Fan runs continually ,door locked,error code f2,f3,f7
Turned off breaker,opened door with bent coat hanger by sliding right to left the coat hanger to open the door, remover 2 screws holding in the sensor in upper left corner of the oven. Remove the sensor (gently) with the wire connection from back of oven pulling sensor out a out 8 inches . Disconnect plug. Install new sensor with matched harness /.connection, installed 2 screws ,turned on breaker.
I replaced the oven sensor which was easy to replace. A pigtail wire was provided with the sensor which is intended to be installed first so you don't have to reach around the front and back of the oven at the same time. The replacement was easy. However, that turned out not to be the problem. The real problem was the maytag electronic clock control timer, temperature control unit. The part number is 7601P177-60. This device has been discontinued and I was fortunate enough to find the part at a local supplier. Once I replaced this, the problem went away. The oven heats up normally. My original symptom was that when setting the oven temperature to something like 350 degrees, the display would rapidly report heating up the oven to that temperature, and the oven was only mildly warm. If you have that symptom, it is probably not the oven sensor. It is the electronic clock unit. Hope you can find one. If you can't, I think you need to by a new oven. Regards
The feedback from other customers was excellent. It does come apart in layers, and it helped me to number each layer with a sticky note as I dismantled it. I also kept the screws for each layer right next to the layer, so that I knew how many screws each layer used. The only thing I can add is that the tabs to remove the innermost glass from the frame are on one of the shorter sides of the rectangular frame. The tabs are part of the frame, and when you bend them outward the side of the frame detaches and you can replace the glass easily. In addition to the #1 Philips screwdriver, all I needed was a pair of pliers to bend the tabs.
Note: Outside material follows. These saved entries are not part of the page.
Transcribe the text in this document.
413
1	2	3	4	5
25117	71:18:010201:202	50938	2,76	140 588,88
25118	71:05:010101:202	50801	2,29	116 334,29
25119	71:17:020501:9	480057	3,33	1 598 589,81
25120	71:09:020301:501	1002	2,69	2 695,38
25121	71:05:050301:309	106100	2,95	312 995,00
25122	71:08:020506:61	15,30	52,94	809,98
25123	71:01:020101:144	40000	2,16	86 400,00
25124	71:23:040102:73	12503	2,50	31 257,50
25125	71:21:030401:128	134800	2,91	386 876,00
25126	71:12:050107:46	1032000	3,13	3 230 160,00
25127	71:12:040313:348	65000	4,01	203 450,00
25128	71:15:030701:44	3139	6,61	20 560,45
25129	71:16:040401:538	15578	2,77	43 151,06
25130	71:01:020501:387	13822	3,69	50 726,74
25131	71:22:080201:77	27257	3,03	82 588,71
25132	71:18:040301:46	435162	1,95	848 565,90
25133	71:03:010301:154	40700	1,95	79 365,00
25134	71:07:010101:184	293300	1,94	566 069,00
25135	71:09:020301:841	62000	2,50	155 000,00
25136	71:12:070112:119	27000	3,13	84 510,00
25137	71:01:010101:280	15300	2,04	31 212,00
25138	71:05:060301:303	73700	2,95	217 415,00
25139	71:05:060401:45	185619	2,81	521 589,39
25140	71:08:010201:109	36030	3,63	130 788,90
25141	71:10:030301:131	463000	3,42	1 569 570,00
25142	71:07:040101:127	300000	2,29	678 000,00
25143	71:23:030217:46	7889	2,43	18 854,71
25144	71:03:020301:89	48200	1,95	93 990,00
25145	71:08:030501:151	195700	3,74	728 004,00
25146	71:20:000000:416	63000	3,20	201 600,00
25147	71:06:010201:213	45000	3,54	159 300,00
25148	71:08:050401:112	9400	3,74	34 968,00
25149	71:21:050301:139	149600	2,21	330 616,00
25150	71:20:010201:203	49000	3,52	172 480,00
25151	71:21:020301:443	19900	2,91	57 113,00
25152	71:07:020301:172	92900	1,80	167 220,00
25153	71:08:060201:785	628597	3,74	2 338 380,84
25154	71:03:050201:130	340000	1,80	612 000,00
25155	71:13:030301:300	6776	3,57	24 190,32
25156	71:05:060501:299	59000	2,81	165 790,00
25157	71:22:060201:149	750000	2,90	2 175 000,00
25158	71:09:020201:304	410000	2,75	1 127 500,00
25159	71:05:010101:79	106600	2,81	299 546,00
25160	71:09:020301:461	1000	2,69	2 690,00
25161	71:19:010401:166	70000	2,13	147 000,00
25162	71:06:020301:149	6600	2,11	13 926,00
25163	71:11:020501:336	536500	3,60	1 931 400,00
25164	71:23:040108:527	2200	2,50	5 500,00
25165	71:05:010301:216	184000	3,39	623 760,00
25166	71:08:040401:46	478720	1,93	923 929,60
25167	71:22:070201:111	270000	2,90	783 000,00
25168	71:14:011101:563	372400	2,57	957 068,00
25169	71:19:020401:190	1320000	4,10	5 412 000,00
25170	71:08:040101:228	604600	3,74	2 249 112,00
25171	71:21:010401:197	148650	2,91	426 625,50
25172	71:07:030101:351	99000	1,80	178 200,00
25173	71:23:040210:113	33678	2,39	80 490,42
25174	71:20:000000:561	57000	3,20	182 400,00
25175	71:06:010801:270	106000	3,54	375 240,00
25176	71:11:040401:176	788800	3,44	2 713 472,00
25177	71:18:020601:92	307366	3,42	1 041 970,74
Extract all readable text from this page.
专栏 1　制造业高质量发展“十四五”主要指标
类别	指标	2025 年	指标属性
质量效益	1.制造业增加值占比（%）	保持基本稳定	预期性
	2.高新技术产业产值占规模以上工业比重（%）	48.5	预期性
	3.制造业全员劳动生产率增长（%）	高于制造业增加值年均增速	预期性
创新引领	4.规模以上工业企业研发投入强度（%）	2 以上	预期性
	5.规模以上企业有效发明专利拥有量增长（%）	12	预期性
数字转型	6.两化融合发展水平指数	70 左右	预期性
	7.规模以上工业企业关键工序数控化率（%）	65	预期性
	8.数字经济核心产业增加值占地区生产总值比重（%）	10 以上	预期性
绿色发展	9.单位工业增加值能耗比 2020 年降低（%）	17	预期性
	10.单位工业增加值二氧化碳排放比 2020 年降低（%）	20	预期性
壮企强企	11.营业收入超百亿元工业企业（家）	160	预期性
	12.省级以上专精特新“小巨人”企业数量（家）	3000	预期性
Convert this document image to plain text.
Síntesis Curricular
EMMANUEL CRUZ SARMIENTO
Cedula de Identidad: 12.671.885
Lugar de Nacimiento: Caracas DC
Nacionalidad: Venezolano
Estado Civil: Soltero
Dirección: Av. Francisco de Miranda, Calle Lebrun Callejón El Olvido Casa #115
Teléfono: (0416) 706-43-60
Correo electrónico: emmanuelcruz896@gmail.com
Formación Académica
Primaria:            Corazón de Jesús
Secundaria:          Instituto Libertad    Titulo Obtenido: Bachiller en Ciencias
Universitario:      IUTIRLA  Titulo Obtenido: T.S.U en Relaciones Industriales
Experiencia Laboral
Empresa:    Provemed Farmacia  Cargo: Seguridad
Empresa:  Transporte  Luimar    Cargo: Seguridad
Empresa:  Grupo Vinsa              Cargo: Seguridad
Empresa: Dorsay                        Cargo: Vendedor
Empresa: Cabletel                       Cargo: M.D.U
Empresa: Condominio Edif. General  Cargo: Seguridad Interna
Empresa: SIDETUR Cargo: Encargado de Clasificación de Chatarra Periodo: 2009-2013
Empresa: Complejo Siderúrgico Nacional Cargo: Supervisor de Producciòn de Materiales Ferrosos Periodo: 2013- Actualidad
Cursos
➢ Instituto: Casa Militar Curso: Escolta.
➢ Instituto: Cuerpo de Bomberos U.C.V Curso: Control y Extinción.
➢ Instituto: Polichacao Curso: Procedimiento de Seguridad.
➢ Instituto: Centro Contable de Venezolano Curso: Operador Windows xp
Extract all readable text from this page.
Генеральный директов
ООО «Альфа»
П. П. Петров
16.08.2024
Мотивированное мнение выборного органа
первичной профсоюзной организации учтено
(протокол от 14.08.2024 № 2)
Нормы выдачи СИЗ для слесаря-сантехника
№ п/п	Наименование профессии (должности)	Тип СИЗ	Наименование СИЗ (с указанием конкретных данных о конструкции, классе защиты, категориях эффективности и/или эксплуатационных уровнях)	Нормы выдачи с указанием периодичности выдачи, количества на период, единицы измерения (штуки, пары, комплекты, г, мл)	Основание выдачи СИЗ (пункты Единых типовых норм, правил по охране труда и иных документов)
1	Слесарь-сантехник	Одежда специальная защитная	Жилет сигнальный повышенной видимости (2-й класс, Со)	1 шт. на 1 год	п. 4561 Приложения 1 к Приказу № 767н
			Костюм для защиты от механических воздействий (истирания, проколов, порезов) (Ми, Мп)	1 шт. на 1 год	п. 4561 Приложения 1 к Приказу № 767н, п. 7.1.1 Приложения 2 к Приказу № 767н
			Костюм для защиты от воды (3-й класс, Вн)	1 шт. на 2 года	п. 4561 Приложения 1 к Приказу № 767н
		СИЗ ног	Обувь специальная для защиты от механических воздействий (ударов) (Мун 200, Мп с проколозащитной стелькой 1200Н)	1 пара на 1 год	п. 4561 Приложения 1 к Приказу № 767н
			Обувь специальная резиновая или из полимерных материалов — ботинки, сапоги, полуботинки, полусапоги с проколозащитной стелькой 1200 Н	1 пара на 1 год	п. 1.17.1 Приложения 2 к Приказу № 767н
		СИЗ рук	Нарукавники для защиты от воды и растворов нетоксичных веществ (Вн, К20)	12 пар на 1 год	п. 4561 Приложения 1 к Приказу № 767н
Removed two screws holding oven sensor in place. Haad to remove part of the back to access wires. Found existing wires had burnt up, and had to reterminate same. Installed new sensor, making sure the leads did not come in contact with the rear of oven compartment. (This may have been what caused failure to begin with)
The "PartsSelect" General discription of the parts funtion helped me to confirm my suspitions that there was some form of temperature registering problem. I whatched the short video they provided on how to change the part out, even though, in this case, it's pretty self explanitory.The part was in my hands a day erlier than promised and in reality, much earlier than I had anticipated from the beginng. It took me all total, 20 minutes to exchange the part out and have the oven in operation again.
The sensor inserts into a slot in the back side of the range. By removing screws on the heat shield on the backside of the range, the sensor wires will be exposed can be unplugged. Then remove the screws that attach the sensor to the back inside panel in the oven. Next, pull the old sensor out. The wire leads will get caught on the insulation blanket, no big deal. Reverse the process to install the new sensor. The new sensor comes with two connector sets for the wiring. I did the whole job for less than the cost of a service call.